My campaign has called for bringing Silicon Valley jobs here. That means less commuting, less traffic, and less congestion on our roads. We should also be working with high-tech employers to create jobs that can be performed remotely. Creating jobs does not spur uncontrolled growth. Instead, it’s a way to avoid the worst consequences of growth.

A great deal of discussion currently revolves around the so-called development “nodes” on Highway 101. They are actually zones. They already have some form of development. By enacting the ordinance unanimously approved by the Board of Supervisors, we are in a better position to control the kind of future development that occurs there to prevent damage to our environment and protect our existing quality of life.

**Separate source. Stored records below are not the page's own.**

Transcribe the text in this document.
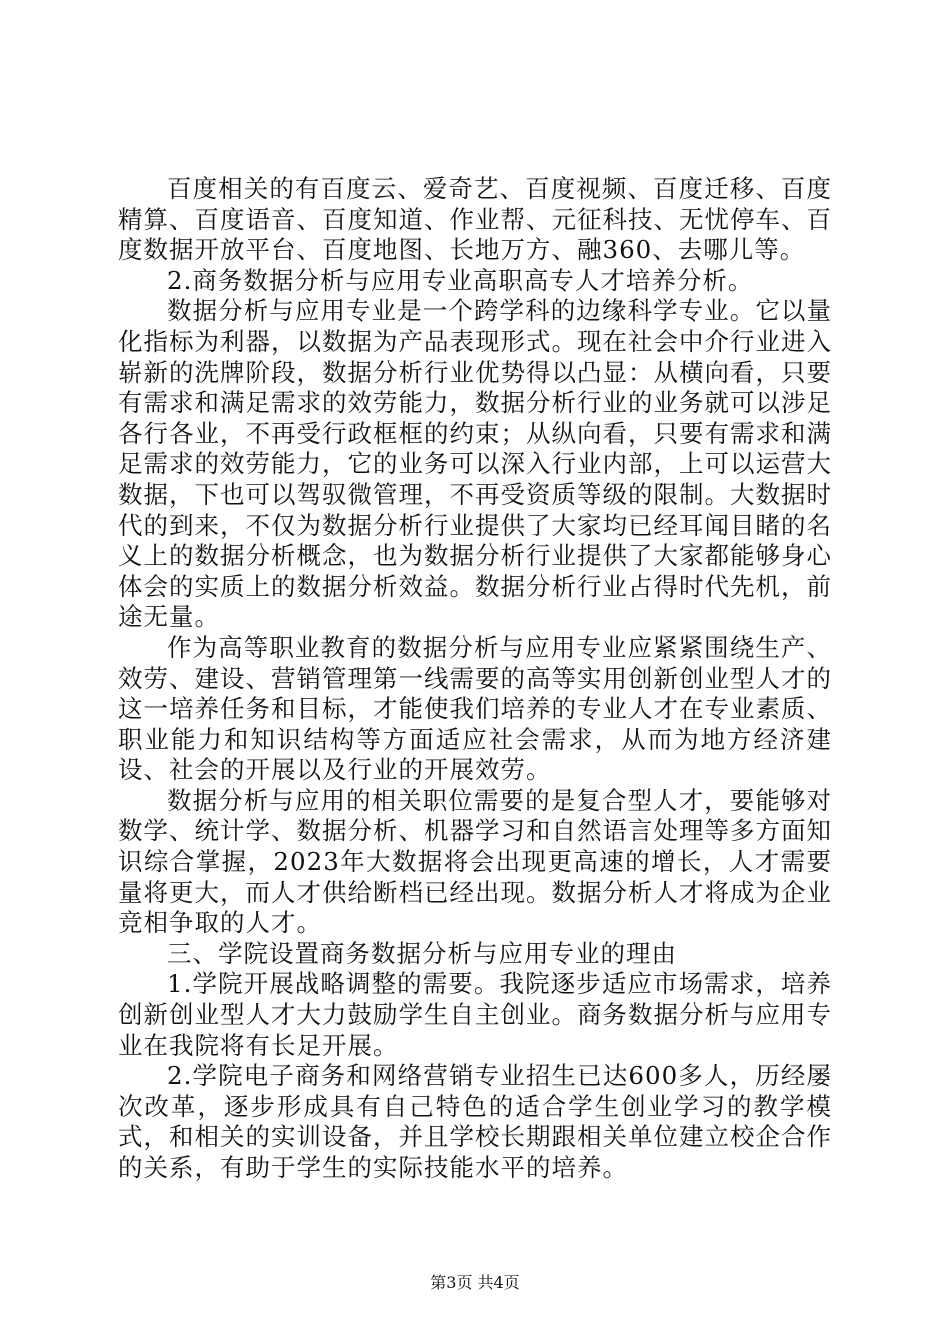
百度相关的有百度云、爱奇艺、百度视频、百度迁移、百度精算、百度语音、百度知道、作业帮、元征科技、无忧停车、百度数据开放平台、百度地图、长地万方、融360、去哪儿等。

2.商务数据分析与应用专业高职高专人才培养分析。

数据分析与应用专业是一个跨学科的边缘科学专业。它以量化指标为利器，以数据为产品表现形式。现在社会中介行业进入崭新的洗牌阶段，数据分析行业优势得以凸显：从横向看，只要有需求和满足需求的效劳能力，数据分析行业的业务就可以涉足各行各业，不再受行政框框的约束；从纵向看，只要有需求和满足需求的效劳能力，它的业务可以深入行业内部，上可以运营大数据，下也可以驾驭微管理，不再受资质等级的限制。大数据时代的到来，不仅为数据分析行业提供了大家均已经耳闻目睹的名义上的数据分析概念，也为数据分析行业提供了大家都能够身心体会的实质上的数据分析效益。数据分析行业占得时代先机，前途无量。

作为高等职业教育的数据分析与应用专业应紧紧围绕生产、效劳、建设、营销管理第一线需要的高等实用创新创业型人才的这一培养任务和目标，才能使我们培养的专业人才在专业素质、职业能力和知识结构等方面适应社会需求，从而为地方经济建设、社会的开展以及行业的开展效劳。

数据分析与应用的相关职位需要的是复合型人才，要能够对数学、统计学、数据分析、机器学习和自然语言处理等多方面知识综合掌握，2023年大数据将会出现更高速的增长，人才需要量将更大，而人才供给断档已经出现。数据分析人才将成为企业竞相争取的人才。

三、学院设置商务数据分析与应用专业的理由

1.学院开展战略调整的需要。我院逐步适应市场需求，培养创新创业型人才大力鼓励学生自主创业。商务数据分析与应用专业在我院将有长足开展。

2.学院电子商务和网络营销专业招生已达600多人，历经屡次改革，逐步形成具有自己特色的适合学生创业学习的教学模式，和相关的实训设备，并且学校长期跟相关单位建立校企合作的关系，有助于学生的实际技能水平的培养。

第3页 共4页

Candidates attempting to use the “no growth” banner to polarize voters and divide people are doing a grave disservice to San Benito County. We should all be working together to find smart solutions to jobs, affordable housing, and roads. We can do this without either giving developers a blank check to build anywhere and everywhere or the other extreme of shutting down our economy altogether.

Valerie Egland is a San Benito County Planning Commissioner, past member of the county Parks and Recreation Commission, REACH San Benito Parks Foundation Founding Member and candidate for District 2 Supervisor in the March 3, 2020 primary.